Assuming $\lambda \geq |L(T)| + \aleph_0$, is it obvious that $I(T, \lambda) \leq 2^{\lambda}$ ? The question was spurred by looking at Vaught's conjecture on wikipedia. I don't have much model theory knowledge so it might be obvious and I'm just being dumb or it might be using technology that I haven't covered yet. Or is this perhaps only true when $\lambda = \aleph_0$ ?
The only thing I can think of is to count the number of non isomorphic models based on which types they satisfy, but I don't think that quite works.
In the setting that you're describing there are at most $2^\lambda$ $L$-structures, and hence certainly no more than $2^\lambda$ isomorphism classes of models of $T$.
Fix a $\lambda \geq |L|+\aleph_0$, and let $M$ be a set of cardinality $\lambda$.
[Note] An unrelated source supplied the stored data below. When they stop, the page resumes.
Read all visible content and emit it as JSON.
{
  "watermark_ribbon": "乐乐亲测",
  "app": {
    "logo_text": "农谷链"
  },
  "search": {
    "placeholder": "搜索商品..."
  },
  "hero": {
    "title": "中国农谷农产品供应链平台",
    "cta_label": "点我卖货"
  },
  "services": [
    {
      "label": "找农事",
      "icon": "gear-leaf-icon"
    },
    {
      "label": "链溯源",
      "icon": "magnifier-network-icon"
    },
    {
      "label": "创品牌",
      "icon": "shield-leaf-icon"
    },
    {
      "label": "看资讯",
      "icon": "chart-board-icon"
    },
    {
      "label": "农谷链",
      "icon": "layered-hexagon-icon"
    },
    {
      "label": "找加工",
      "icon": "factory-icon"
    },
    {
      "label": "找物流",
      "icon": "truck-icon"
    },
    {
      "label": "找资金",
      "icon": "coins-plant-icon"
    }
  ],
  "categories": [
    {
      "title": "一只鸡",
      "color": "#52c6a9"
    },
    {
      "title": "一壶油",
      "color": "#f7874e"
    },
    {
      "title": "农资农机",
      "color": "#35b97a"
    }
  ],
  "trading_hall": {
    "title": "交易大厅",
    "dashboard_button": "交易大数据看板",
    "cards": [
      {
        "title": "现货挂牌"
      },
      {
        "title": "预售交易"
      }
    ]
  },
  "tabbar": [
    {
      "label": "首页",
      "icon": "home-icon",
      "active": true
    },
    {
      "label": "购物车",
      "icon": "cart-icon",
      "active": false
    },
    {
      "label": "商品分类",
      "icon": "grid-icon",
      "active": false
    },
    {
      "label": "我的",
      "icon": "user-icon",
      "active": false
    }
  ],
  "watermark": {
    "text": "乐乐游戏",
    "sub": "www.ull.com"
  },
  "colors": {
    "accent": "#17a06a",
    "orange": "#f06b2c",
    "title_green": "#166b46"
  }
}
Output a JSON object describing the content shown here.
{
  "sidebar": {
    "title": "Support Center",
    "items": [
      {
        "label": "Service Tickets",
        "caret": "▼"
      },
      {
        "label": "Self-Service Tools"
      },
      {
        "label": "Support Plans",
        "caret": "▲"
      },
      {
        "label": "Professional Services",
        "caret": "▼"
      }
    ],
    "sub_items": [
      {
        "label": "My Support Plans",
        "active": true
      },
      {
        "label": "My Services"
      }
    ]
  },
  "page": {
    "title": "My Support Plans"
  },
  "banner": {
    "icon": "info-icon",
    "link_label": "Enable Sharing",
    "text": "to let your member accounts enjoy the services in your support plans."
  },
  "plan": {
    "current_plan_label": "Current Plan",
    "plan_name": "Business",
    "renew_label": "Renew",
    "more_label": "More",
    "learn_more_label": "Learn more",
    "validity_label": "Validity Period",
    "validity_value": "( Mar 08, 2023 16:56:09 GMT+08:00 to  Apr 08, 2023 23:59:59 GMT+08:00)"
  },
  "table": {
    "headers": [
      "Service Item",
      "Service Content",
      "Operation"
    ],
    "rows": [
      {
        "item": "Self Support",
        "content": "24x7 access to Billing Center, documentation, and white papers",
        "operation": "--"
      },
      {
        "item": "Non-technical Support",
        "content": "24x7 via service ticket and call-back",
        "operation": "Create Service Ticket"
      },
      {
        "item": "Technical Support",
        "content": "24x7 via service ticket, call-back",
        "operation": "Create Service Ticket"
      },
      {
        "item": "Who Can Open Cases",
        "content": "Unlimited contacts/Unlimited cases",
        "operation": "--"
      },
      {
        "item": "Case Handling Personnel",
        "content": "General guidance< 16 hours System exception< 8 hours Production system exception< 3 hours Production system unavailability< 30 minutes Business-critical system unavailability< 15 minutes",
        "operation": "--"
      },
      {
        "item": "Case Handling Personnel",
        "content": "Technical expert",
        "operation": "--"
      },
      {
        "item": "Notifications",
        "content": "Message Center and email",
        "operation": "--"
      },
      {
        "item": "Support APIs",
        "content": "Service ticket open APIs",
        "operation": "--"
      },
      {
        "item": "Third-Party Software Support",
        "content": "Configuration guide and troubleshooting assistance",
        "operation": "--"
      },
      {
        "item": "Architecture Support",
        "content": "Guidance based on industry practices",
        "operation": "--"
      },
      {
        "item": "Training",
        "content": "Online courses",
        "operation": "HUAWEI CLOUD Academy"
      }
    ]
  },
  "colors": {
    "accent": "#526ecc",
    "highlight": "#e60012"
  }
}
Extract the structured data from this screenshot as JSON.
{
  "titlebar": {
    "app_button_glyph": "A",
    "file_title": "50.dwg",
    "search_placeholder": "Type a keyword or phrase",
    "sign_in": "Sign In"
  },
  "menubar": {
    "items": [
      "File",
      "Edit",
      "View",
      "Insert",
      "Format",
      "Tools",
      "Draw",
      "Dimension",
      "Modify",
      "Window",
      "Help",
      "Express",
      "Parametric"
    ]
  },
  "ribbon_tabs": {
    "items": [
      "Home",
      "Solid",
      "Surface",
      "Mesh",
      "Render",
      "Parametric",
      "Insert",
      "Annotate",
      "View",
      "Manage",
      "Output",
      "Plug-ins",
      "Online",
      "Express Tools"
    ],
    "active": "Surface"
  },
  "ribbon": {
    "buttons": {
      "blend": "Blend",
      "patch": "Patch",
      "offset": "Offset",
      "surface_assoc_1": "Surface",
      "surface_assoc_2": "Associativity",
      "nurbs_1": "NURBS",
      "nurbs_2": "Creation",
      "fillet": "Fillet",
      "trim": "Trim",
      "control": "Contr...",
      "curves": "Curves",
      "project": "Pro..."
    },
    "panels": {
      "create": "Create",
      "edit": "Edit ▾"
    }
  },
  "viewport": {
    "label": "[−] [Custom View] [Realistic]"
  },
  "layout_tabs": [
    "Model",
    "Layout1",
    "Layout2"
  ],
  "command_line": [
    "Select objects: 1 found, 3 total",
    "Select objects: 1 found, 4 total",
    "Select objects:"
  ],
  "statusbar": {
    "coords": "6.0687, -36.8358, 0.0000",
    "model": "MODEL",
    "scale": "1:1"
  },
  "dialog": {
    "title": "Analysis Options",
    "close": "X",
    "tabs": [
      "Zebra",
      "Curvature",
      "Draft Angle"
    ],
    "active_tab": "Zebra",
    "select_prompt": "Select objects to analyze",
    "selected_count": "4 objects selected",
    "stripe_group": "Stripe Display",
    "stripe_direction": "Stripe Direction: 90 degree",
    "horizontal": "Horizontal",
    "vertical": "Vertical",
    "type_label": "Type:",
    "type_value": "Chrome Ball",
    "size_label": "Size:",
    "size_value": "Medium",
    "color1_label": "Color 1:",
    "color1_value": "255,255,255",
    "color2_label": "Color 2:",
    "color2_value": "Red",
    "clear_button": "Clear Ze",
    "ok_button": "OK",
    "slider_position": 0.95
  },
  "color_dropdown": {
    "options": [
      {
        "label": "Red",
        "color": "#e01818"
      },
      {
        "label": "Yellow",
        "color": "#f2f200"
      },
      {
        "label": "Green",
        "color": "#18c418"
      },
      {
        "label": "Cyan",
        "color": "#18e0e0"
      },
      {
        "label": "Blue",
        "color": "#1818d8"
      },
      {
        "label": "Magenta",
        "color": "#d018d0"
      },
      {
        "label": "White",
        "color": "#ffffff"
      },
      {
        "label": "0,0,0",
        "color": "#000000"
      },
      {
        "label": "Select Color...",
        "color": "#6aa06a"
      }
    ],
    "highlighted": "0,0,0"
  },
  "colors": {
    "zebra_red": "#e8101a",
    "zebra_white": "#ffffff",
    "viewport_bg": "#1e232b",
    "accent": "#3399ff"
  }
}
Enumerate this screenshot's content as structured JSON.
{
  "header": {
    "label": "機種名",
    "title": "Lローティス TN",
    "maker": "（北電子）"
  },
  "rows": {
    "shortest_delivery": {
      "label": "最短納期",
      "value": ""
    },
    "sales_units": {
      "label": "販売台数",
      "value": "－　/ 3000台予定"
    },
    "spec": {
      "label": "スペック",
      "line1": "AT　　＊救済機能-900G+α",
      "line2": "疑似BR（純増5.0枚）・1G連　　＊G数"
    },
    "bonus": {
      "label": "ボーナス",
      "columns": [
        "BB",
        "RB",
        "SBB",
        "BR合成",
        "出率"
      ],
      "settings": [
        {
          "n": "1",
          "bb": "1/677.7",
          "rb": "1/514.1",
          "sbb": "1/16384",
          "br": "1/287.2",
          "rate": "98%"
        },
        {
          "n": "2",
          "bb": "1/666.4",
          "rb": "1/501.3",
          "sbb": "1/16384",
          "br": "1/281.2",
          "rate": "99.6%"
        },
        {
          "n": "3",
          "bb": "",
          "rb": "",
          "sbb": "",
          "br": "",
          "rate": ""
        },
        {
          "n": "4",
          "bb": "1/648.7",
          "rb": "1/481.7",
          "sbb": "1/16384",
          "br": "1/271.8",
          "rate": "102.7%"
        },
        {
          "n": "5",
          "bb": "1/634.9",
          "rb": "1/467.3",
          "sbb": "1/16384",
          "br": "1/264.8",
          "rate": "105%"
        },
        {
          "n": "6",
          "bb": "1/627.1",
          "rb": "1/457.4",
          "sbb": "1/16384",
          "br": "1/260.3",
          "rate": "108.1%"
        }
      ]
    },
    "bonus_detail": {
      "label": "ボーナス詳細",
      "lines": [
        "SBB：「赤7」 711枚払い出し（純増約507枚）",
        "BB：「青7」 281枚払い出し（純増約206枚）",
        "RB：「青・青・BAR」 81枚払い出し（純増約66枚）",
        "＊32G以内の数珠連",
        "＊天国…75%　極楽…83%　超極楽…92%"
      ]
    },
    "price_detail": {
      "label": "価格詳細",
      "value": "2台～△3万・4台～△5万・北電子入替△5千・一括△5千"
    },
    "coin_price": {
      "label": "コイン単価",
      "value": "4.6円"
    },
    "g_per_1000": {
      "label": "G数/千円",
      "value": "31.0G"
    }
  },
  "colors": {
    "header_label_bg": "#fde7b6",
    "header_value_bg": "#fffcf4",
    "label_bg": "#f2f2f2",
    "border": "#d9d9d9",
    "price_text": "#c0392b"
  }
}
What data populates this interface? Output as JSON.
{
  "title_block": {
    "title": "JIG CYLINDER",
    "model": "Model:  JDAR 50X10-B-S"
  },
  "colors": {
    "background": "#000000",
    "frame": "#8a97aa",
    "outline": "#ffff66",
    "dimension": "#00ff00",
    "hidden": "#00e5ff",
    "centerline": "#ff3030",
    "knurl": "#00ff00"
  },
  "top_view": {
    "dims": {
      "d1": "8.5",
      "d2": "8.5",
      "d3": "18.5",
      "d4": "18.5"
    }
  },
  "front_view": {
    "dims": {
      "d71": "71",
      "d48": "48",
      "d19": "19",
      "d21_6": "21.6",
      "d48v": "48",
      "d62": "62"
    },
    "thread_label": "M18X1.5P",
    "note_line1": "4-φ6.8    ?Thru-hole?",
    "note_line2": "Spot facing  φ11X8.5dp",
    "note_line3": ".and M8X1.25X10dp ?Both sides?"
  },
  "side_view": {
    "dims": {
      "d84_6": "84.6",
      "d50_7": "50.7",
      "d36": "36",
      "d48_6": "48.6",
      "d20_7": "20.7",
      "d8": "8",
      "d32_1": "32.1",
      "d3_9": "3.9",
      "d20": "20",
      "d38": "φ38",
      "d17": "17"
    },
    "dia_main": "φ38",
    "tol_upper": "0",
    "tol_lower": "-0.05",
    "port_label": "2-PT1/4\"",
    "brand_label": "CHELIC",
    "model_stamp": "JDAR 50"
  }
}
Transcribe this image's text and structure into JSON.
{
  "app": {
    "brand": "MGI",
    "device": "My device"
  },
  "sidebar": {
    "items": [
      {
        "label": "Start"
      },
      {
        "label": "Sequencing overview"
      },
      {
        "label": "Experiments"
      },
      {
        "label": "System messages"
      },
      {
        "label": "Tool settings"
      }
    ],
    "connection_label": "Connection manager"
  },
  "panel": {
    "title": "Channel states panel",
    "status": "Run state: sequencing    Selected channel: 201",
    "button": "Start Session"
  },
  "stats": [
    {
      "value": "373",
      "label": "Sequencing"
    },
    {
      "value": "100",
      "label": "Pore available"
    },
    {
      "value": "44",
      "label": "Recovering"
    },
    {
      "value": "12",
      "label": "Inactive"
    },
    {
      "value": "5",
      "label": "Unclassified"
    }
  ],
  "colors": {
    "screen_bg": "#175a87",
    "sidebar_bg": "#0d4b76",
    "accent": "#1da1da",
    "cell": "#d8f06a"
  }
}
For each $n$-ary function symbol $f$ we must interpret $f$ as a function $f : M^n \to M$. There are exactly $\lambda^{(\lambda^n)} = 2^\lambda$ many such functions to choose from. Similarly, for each $n$-ary relation symbol we have $2^\lambda$ options to choose from, and for each constant symbol we have only $\lambda$ options to choose from.
Thus for each symbol in the language we have at most $2^\lambda$ choices. Since there are at most $\lambda$ symbols in the language, the total number of choices we have to make is at most $(2^\lambda)^\lambda = 2^{\lambda \times \lambda} = 2^\lambda$.